Design ideas
What and why didn't work
Changelog, Filelog and empty commits
Even If you're not familiar with mercurial internals, you probably know what changelog is. Changelog contains information about each changeset. Each revision records who committed a change, the changeset comment, and several other pieces of changeset-related information.
Any wiki page (item) change is commited as changeset containing one file representing that particular page in backend repository. If we want to retrieve that page (item) history, we have to traverse changelog to find changesets containing that item. This is rather very expensive operation! In such item-centric aproach it wolud be much easier and more efficient to iterate on item's filelog.
Filelog is a place, where all file modifications are tracked. Each entry in the filelog contains enough information to reconstruct one revision of the file that is being tracked. Filelogs are stored as files in the .hg/store/data directory. A filelog contains two kinds of information: revision data, and an index to help Mercurial to find a revision efficiently.
While at this point everything is pretty straightforward and easy to implement, there is some serious problem to overcome. Storage API defines two types of item changes which may trigger new revision creation:
- data change
- metadata change
It not necessary at this point to know how exactly metadata store is implemented in mercurial backend. Item metadata is not stored within data (for various reasons, but mainly becasue item data may not be text).
If the data changed, mercurial will politely insert new entry to item's filelog on commit. And later we can retrive that entry along with previous revisions of that item. If the metadata changed and there is no data change in pending revision - we're boned. Mercurial doesn't allow commits with no data change. Even if we try to force such commit (force=True in commit params) all we get is entry in changelog. Filelog isn't touched at all. Therefore we can't rely on filelog as valid source of wiki item versions information.
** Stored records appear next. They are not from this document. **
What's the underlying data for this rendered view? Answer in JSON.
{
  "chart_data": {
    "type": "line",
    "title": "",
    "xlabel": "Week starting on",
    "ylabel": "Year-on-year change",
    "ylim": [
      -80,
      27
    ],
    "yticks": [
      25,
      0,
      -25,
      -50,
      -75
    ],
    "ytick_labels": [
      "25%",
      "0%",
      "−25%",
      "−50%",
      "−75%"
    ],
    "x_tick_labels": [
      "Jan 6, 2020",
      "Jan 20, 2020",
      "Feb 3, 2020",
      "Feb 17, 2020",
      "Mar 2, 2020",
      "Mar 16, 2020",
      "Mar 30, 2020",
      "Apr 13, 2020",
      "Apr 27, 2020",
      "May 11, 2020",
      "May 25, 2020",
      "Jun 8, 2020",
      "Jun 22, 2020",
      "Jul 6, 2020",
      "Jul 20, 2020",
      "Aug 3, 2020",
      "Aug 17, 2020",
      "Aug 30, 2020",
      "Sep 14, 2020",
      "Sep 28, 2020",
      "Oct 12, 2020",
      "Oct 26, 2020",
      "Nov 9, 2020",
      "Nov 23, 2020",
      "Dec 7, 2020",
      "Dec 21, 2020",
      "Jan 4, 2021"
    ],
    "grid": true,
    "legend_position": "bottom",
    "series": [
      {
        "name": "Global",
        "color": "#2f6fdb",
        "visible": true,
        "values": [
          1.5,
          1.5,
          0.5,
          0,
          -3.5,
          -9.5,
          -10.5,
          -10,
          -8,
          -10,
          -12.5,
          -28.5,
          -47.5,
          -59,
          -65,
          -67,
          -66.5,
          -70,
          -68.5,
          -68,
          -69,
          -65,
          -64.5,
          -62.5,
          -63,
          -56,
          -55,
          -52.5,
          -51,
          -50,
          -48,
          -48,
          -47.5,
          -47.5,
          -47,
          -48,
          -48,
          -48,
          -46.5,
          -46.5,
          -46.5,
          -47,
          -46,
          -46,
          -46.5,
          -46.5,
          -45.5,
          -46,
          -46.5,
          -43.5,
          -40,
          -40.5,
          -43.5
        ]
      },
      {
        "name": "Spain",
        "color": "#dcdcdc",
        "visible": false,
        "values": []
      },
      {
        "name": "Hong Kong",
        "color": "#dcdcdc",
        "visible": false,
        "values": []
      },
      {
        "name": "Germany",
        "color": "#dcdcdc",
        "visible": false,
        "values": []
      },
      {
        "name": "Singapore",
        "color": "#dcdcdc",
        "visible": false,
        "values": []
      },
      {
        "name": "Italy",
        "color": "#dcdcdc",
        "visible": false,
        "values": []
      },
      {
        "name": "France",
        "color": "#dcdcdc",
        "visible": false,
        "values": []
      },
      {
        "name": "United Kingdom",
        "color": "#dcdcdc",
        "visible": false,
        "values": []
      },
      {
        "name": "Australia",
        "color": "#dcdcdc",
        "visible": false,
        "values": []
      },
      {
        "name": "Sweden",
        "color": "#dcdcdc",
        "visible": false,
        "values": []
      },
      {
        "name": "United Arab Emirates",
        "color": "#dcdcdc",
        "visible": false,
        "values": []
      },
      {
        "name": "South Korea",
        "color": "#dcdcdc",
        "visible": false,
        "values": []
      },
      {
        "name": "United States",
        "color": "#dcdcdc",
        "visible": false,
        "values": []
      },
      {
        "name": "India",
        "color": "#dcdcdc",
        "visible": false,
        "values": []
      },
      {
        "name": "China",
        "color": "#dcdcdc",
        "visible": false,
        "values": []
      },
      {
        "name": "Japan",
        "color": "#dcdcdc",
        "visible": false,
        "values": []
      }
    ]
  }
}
Of course, one may say solution is to patch mercurial. In fact patch is written and is quite small but won't get into official hg release. And if it is not official, it violates one of design goals: Compatible with wide-spread (stable, vanilla) version of mercurial.
Idea fail.
Filelog and metadata
Trying to find solution for revision metadata store I came up against this post about revlog metadata in mercurial. It turns out that mercurial provides a mechanism for storing file metadata in filelog entries, and strips that metadata information when extracting data to wokring directory. Currently the only metadata stored there is used for rename marking.
One can get this information using: filelog._readmeta(self, node). That's right, there is no _writemeta available. This metadata can be written only from commit method body. There is no way to pass own set of params. What's more interesting - even if no data is changed but meta is set, new entry in filelog is created on commit. How sweet would it be to define own metadata!
Some time ago I prepared this patch for writing metadata. Might be sligthly inaccurate now, nevertheless shows the idea. Once again, it violates one of design goals: Compatible with wide-spread (stable, vanilla) version of mercurial.
Idea fail.
Memory commits
Memory commits is the feature used by convert extension. It allows doing mercurial commits based on data stored in memory, rather than from file in working copy. Seems it may give some boost:
- code no longer has to deal with file locking in working copy
- there are less I/O operations (no working copy)
- no data doubling (in .hg and working copy)
On the other side size of commited file is limited to available system memory. While we gain less I/O operations, we lose get_revision(-1) optimization. Basically get_revision(-1) gets last revision of item - data for this revision can be found in working directory without extracting it from .hg. I assume this is rather important speedup.
Finally, mercurial merge operation relies on working copy so memory commits are no-go.